槍:真っ直ぐで両方に刃が付き、中心は細長い

長巻(ながまき):刃長二尺六七寸あり、吉野朝時代多く作られたもの。
反りが浅く大きい薙刀と言った感じのもので中心の長さは刃渡りより長い。
現在はその多くは刀に改造されていて、それは長巻直しと呼ばれています。
菖蒲造り(しょうぶづくり):鎬筋だけで横手のないもの
冠落とし(かんむりおとし):上半鎬高く棟よりに薄くなっているもの(棟は先端まで有)。
短刀のみに見られる造り込み

鵜の首造り(うのくびづくり):上半鎬高く棟よりに薄くなっているが、切っ先近くになると又鎬が厚くなるもの
(棟は先端まで有)。短刀のみに見られる造り込み

小烏丸造り(こがらすまるづくり):冠落しを長くし先端部の棟に刃のついたもの。

片切刃(かたきりは): 差裏が切り刃になるのが普通で、まれに差表の場合もあります。
もう一方の側は平造りになっています。

両刃(もろは):刀身の両方に刃がついているもので先端が一方へ反っています。
後世これを嫌って棟の部分を刃引きしてしまったものもあります。この場合は菖蒲造りに似たものになります。

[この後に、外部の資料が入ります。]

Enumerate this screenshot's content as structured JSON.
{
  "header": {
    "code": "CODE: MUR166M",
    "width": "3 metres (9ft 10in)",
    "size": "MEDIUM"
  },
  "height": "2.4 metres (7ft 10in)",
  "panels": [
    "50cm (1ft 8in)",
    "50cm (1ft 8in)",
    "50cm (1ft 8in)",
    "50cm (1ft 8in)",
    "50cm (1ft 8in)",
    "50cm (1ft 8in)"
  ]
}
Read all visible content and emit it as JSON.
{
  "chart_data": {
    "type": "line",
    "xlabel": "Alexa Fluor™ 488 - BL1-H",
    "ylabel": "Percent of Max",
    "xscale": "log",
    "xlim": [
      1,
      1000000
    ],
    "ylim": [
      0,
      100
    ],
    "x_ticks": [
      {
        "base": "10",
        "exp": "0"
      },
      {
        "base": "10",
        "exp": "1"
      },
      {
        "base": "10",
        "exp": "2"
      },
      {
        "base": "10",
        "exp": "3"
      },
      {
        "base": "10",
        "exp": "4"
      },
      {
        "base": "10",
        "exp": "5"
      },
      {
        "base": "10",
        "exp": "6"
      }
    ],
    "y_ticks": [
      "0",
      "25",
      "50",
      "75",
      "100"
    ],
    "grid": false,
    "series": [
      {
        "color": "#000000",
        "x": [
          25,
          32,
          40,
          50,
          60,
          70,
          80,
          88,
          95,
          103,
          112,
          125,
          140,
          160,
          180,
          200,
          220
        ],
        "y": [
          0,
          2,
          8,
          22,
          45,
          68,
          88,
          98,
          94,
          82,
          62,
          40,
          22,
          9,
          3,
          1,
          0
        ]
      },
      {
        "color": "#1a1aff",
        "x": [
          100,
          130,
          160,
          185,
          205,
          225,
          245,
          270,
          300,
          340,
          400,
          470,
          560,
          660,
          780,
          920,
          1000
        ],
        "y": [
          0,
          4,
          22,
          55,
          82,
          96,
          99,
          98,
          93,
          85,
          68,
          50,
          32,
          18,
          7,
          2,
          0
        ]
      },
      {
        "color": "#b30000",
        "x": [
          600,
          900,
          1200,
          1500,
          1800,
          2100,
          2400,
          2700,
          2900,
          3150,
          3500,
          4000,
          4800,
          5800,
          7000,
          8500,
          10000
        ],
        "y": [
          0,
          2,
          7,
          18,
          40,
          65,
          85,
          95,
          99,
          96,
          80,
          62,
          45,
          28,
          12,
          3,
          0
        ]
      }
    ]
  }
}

おそらく造(づくり):鋩子が刀身の半分以上あるものをこう呼びます。島田助宗が作った大鋩子の小脇差し、その鋩子の長い点が異彩でありますが、その刀身に「おそらく」と刻字をしたものが伝わっており、おそらく造りの名称はそれから来たものと思われます。他にはこの造り込みを見ず、新々刀期になって少し現れています。